Economists are having a collective stroke as the AI revolution fails to deliver on its most basic promise: making anything better. Northern Trust has declared the AI boom will be “massively disinflationary,” while thousands of CEOs have admitted AI hasn’t improved employment or productivity. Meanwhile, Barclays is telling investors to buy cybersecurity stocks because apparently the only thing AI is actually good at is creating new security vulnerabilities.
The situation is so bizarre that economists have started dusting off theories from the 1980s, like your dad finding his old Duran Duran records and pretending they’re suddenly relevant again. The productivity paradox that once plagued computer adoption in the 1980s has apparently returned, except this time we’ve given the computers guns and told them to make decisions.
CEOs Admit AI Investment Was Bollocks
Thousands of chief executives have finally come clean about what everyone suspected: AI hasn’t done a bloody thing for their bottom line. According to Fortune, these captains of industry have admitted that their massive investments in artificial intelligence have yielded precisely zero impact on employment or productivity.
This confession has resurrected what economists call “the productivity paradox” – a term that sounds like something from a sci-fi novel but is actually just economists admitting they were wrong about computers in the 1980s. Back then, companies invested heavily in IT infrastructure, but productivity statistics showed bugger all improvement. Now history is repeating itself with AI, except this time the computers can write poetry and still can’t figure out how to make a spreadsheet more efficient.

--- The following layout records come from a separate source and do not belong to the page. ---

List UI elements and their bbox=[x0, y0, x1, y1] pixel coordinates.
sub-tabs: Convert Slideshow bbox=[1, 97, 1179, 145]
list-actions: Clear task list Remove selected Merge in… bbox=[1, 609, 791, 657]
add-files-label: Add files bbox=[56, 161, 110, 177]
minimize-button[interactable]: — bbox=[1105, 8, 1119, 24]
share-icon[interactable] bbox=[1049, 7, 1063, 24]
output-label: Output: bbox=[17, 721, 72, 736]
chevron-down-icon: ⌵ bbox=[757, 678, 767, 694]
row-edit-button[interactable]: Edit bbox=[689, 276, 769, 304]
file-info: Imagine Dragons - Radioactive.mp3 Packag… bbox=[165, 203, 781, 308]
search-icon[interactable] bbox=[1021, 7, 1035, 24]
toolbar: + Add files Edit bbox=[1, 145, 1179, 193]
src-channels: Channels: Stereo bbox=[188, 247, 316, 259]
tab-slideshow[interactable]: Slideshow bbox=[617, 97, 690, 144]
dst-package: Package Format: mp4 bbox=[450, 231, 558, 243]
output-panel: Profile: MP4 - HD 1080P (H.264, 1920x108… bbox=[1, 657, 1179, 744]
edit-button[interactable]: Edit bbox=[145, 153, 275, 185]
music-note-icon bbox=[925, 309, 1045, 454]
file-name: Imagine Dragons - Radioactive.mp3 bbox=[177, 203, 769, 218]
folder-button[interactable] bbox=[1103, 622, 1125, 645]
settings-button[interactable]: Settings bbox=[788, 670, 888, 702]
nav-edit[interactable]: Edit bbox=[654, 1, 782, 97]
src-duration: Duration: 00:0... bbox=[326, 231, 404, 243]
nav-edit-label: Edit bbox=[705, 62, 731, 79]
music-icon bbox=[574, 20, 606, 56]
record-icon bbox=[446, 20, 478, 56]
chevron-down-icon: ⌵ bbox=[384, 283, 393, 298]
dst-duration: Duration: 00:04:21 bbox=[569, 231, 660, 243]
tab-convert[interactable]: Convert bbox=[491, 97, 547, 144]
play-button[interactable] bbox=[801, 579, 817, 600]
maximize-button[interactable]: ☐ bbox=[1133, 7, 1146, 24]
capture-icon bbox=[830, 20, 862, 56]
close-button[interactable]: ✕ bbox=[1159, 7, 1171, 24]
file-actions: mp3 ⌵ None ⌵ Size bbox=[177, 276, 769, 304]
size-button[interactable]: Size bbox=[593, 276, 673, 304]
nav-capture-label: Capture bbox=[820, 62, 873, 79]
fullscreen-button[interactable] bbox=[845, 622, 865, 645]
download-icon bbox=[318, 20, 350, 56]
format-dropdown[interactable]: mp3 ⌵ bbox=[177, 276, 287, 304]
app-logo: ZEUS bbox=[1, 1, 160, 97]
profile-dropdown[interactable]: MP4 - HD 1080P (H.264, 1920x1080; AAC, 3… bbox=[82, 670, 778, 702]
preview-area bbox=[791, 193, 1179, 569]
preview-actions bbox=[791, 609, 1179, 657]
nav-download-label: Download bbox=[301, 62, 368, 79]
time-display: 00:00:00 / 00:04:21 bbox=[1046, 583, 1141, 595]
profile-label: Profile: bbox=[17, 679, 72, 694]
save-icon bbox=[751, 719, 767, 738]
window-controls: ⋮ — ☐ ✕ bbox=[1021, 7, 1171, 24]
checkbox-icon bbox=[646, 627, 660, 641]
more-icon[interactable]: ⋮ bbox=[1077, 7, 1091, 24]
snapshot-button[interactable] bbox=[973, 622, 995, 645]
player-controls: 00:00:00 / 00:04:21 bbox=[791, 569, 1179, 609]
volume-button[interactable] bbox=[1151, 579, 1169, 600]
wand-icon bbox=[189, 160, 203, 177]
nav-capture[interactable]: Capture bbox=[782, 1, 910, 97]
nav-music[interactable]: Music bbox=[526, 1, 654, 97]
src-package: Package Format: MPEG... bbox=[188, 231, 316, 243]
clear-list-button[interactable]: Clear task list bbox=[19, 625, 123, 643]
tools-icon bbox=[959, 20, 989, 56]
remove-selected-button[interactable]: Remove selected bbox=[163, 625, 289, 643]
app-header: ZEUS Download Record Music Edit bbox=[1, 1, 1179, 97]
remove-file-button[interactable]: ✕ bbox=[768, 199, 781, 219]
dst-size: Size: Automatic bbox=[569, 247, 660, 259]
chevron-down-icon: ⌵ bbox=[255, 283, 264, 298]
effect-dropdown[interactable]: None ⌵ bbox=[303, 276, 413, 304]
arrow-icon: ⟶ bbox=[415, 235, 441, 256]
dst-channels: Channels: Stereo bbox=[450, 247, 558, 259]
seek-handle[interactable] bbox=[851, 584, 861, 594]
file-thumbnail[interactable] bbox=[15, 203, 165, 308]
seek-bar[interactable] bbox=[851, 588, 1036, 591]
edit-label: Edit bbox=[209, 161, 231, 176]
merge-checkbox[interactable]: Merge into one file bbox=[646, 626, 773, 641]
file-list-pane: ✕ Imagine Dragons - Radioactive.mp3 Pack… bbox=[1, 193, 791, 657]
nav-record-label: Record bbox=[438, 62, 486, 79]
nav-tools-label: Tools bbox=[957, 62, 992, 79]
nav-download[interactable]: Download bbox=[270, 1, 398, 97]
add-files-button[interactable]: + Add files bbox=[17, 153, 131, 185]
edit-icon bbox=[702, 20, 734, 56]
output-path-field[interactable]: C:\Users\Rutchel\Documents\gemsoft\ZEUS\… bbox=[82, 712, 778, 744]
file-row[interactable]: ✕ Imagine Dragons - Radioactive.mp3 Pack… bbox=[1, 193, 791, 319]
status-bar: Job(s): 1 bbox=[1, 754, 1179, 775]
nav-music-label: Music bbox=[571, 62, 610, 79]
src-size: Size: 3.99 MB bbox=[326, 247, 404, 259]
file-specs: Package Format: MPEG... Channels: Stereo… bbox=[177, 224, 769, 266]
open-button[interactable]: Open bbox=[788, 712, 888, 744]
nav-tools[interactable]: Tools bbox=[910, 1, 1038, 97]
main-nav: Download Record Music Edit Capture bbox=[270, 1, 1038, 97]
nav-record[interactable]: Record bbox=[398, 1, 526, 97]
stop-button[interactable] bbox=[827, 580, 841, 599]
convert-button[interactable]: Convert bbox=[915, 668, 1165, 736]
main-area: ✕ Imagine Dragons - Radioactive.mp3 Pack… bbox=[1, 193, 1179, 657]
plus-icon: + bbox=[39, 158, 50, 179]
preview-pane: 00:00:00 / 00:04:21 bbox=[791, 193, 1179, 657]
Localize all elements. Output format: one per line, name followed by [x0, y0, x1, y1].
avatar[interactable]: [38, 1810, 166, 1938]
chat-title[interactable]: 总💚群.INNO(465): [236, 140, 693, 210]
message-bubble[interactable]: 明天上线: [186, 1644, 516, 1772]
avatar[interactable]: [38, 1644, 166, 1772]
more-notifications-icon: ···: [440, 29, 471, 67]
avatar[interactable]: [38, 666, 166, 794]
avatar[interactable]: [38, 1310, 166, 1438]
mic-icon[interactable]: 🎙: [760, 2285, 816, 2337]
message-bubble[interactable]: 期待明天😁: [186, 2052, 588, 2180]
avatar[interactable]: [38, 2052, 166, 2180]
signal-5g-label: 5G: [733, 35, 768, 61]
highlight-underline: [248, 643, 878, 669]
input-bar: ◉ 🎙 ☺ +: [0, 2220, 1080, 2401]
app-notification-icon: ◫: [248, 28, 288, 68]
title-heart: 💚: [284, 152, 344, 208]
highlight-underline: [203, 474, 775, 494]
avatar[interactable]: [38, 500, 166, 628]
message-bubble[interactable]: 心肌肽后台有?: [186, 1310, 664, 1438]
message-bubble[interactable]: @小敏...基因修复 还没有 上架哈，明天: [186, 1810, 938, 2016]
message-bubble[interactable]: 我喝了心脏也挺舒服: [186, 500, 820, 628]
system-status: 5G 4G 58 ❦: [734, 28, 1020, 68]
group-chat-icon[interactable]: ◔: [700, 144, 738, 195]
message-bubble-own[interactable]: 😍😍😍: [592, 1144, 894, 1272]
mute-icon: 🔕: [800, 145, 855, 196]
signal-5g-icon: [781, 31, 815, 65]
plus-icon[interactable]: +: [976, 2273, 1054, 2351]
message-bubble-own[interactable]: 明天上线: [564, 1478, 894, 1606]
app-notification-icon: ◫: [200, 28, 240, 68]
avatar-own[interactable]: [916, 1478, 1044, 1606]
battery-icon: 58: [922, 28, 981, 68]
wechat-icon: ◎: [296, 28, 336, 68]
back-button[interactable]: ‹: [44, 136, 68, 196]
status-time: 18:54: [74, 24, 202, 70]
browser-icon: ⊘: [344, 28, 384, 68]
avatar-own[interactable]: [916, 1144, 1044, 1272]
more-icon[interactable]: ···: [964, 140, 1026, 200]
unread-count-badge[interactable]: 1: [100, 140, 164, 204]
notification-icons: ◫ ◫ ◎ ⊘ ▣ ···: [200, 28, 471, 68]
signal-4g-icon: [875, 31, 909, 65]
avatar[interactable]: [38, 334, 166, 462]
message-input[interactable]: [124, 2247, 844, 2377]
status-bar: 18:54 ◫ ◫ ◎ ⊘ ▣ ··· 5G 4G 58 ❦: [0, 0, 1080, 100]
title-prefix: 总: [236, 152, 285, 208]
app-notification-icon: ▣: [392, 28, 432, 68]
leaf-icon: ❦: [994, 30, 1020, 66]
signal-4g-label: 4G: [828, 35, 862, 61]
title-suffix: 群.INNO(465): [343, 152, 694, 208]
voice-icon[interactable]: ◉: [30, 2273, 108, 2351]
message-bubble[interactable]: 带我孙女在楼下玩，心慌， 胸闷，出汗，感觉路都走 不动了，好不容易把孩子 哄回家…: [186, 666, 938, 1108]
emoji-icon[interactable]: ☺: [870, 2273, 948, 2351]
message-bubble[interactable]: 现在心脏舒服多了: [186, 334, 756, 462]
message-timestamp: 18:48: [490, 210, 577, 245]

Northern Trust Sees Deflation, Not Revolution
While CEOs are busy admitting their AI investments were about as useful as a chocolate teapot, Northern Trust has taken a more macroeconomic view. The financial services giant has declared that the AI boom will be “massively disinflationary” – financial speak for “this is going to make everything cheaper, but probably not in a good way.”
The logic is brutally simple: if AI isn’t actually making workers more productive, but companies are still investing billions in it, something has to give. Either prices fall as companies try to justify their AI spending, or we’re all just throwing money into a technological black hole while pretending it’s the future.
Barclays Bets on Cybersecurity as AI Goes Rogue
While everyone else is wringing their hands about productivity, Barclays has identified the one area where AI is definitely creating value: new cybersecurity threats. The bank is recommending investors buy cybersecurity stocks as “agentic AI” – which sounds like a villain from a Marvel movie – continues to grow.
Agentic AI refers to artificial intelligence systems that can make decisions and take actions autonomously, which is financial sector code for “we’ve created something that might decide humans are inefficient and need replacing.” Naturally, the first thing these systems will need is robust cybersecurity, because nothing says “trustworthy technology” like an AI that can act independently and potentially go rogue.
The 40-Year-Old Paradox Returns
The fact that economists are reaching back four decades for explanations tells you everything you need to know about the current state of AI. The original productivity paradox emerged when businesses invested heavily in computers throughout the 1970s and 1980s, but official productivity statistics showed minimal improvement.
Economists at the time came up with various explanations – perhaps the benefits were in quality rather than quantity, or maybe it just takes time for technology to show results. Now they’re running through the same mental gymnastics with AI, except this time the technology can generate images of cats wearing hats and still can’t figure out how to reduce your electricity bill.
What This Means for Ordinary People
For the average person, this AI disappointment translates to higher bills and broken promises. Companies have been telling us for years that AI would revolutionise everything from healthcare to customer service, but it turns out the revolution is more like a gentle suggestion that hasn’t quite taken hold.
The disinflationary effect mentioned by Northern Trust could mean cheaper goods and services in the long run, but it could also mean companies cutting corners and laying off workers while their AI systems continue to produce mediocre results. It’s the economic equivalent of buying an expensive coffee machine that makes worse coffee than your old one – you’ve spent the money, but you’re not getting the benefit.
The Future of AI Investment
What happens next is anyone’s guess, but the smart money is on a lot of embarrassed executives trying to explain to shareholders why their AI initiatives haven’t delivered. The cybersecurity angle identified by Barclays might be the only clear winner in this scenario – as AI systems become more complex and autonomous, the attack surface for potential security breaches grows exponentially.
The real question is whether this AI winter will lead to more realistic expectations about what artificial intelligence can actually achieve, or whether we’ll just keep throwing money at the problem and hoping that eventually the computers will figure out how to make themselves useful. Given human nature and the tech industry’s ability to sell impossible dreams, I know which way I’m betting.